Library

Divinity Library

One of the world’s foremost theological libraries, the Divinity Library supports research and teaching across campus and around the globe. The library welcomes students and researchers to all its general and special collections. It hosts classes and collaborates with Yale and non-Yale instructors and librarians to introduce students to the use of primary sources, archival material, and research databases.

(Photo: Day Missions Room in the Divinity Library)

Divinity Library Trowbridge Reading Room

Divinity Library & Collections

The Divinity Library holds a pre-eminent collection for the study of global missionary movements. Our collections are also strong in these areas: biblical literature; Christian theology; the history of Christianity; students in the Trowbridge Reference Room. Our collections now total: more than 600,000 volumes of monographs, serials, and pamphlets; more than 270,000 pieces of microforms; more than 6,000 linear feet of manuscript and archival materials; We also have significant electronic collections, and growing collections of other non-print resources.

Zachary Scott

The Divinity Library offers more than just access to books—it provides the resources to become a critical thinker and a more adept scholar. It’s not merely a collection of texts, but a living museum of human history, curated by experts in their fields.

Zachary Scott ‘26 M.A.R.

Yale University Library

Yale’s libraries have been developed over a period of three centuries. Throughout its history, the University has devoted a significant proportion of its resources to the building of collections that have an international reputation and that are matched by those of few other universities in the world.

The Yale University Library comprises three central libraries—Sterling Memorial Library, Beinecke Rare Book and Manuscript Library, and the Anne T. and Robert M. Bass Library—and twelve school and department libraries as well as many special collections. Third-largest among the university libraries in the United States, it includes more than fifteen million volumes and information in all media, ranging from ancient papyri to early printed books to electronic databases. Students have access to the physical collections and study spaces of all the libraries at Yale, as well as to a full array of online and digital resources. For additional information, please visit www.library.yale.edu.

mugambi

I have found the extensive holdings in the special collections library particularly helpful for my classes. An early version of a Bible translation, photos of a Kenyan family, letters from a missionary to southern Africa, or minutes from a pan-African church body enhance students’ appreciation of missions history and world Christianity in profound ways.
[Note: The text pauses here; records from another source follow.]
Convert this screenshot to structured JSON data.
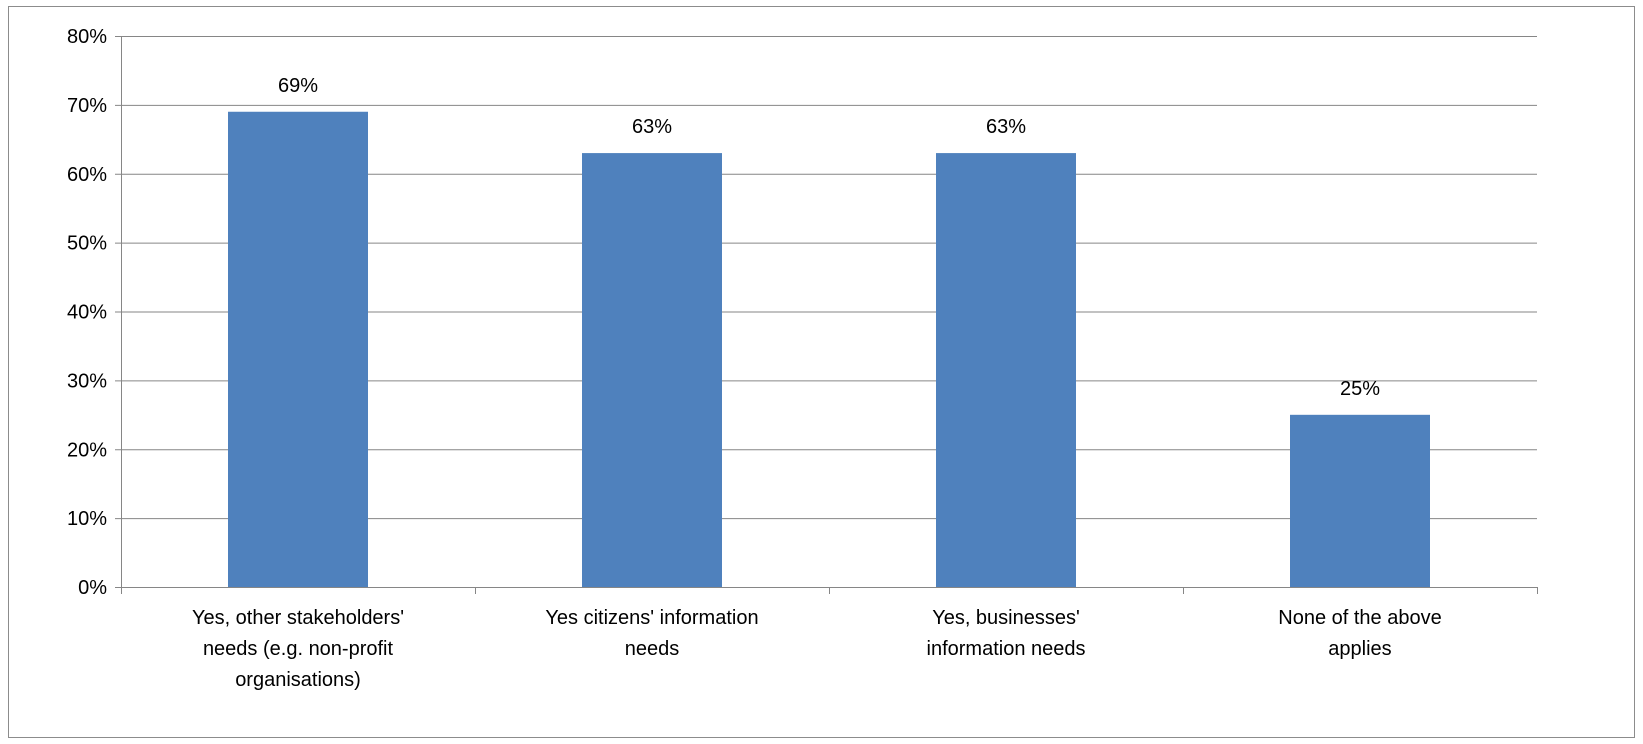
{
  "chart_data": {
    "type": "bar",
    "title": "",
    "xlabel": "",
    "ylabel": "",
    "categories": [
      "Yes, other stakeholders' needs (e.g. non-profit organisations)",
      "Yes citizens' information needs",
      "Yes, businesses' information needs",
      "None of the above applies"
    ],
    "category_lines": [
      [
        "Yes, other stakeholders'",
        "needs (e.g. non-profit",
        "organisations)"
      ],
      [
        "Yes citizens' information",
        "needs"
      ],
      [
        "Yes, businesses'",
        "information needs"
      ],
      [
        "None of the above",
        "applies"
      ]
    ],
    "values": [
      69,
      63,
      63,
      25
    ],
    "data_labels": [
      "69%",
      "63%",
      "63%",
      "25%"
    ],
    "y_ticks": [
      0,
      10,
      20,
      30,
      40,
      50,
      60,
      70,
      80
    ],
    "y_tick_labels": [
      "0%",
      "10%",
      "20%",
      "30%",
      "40%",
      "50%",
      "60%",
      "70%",
      "80%"
    ],
    "ylim": [
      0,
      80
    ],
    "grid": true,
    "legend": "none",
    "colors": {
      "bar": "#4F81BD",
      "grid": "#868686",
      "axis": "#868686",
      "text": "#000000"
    }
  }
}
Kyama Mugambi, Assistant Professor of World Christianity

Other Yale Resources and Galleries

Resources found elsewhere in the University bearing upon the work of YDS include approximately 100,000 volumes classed as religion in the Sterling Memorial Library, with another 100,000 in the Library Shelving Facility. This collection contains a wealth of scholarly periodicals and publications of learned societies, the source material of the Protestant Reformation, Byzantine and Orthodox literature, early Americana, and older books acquired in the past. A primary collection of Mormonism is in the Collection of Western Americana, together with related materials. Other collections important to YDS are Judaica; the American Oriental Society; and the Lowell Mason Collection of Hymnology in the School of Music Library. Early English church history imprints and the James Weldon Johnson Memorial Collection of Negro Arts and Letters are found in the Beinecke Rare Book and Manuscript Library. There is an excellent collection on Cardinal John Henry Newman and the Tractarian Movement. Christian art is in the Arts Library; archaeology bearing on biblical studies and Christian origins is found in association with archaeology, ancient Near East, and classics. Resources to support the various area programs at Yale—East Asia, South Asia, Southeast Asia, Africa, Latin America, and Slavic and East European—are invaluable for the study of missions, non-Christian religions and culture, and world Christianity. The collections of the University illustrating the monuments and literature of Assyria and Babylonia are housed in Sterling Memorial Library.

The Yale University Art Gallery houses a collection of Palestinian pottery, acquired through the generosity of the late Mrs. Francis Wayland. Collections obtained through the excavations of the Yale–British Expedition to Gerasa, Transjordania, and the Yale–French Academy Expedition to Dura-Europos are also located in the Art Gallery.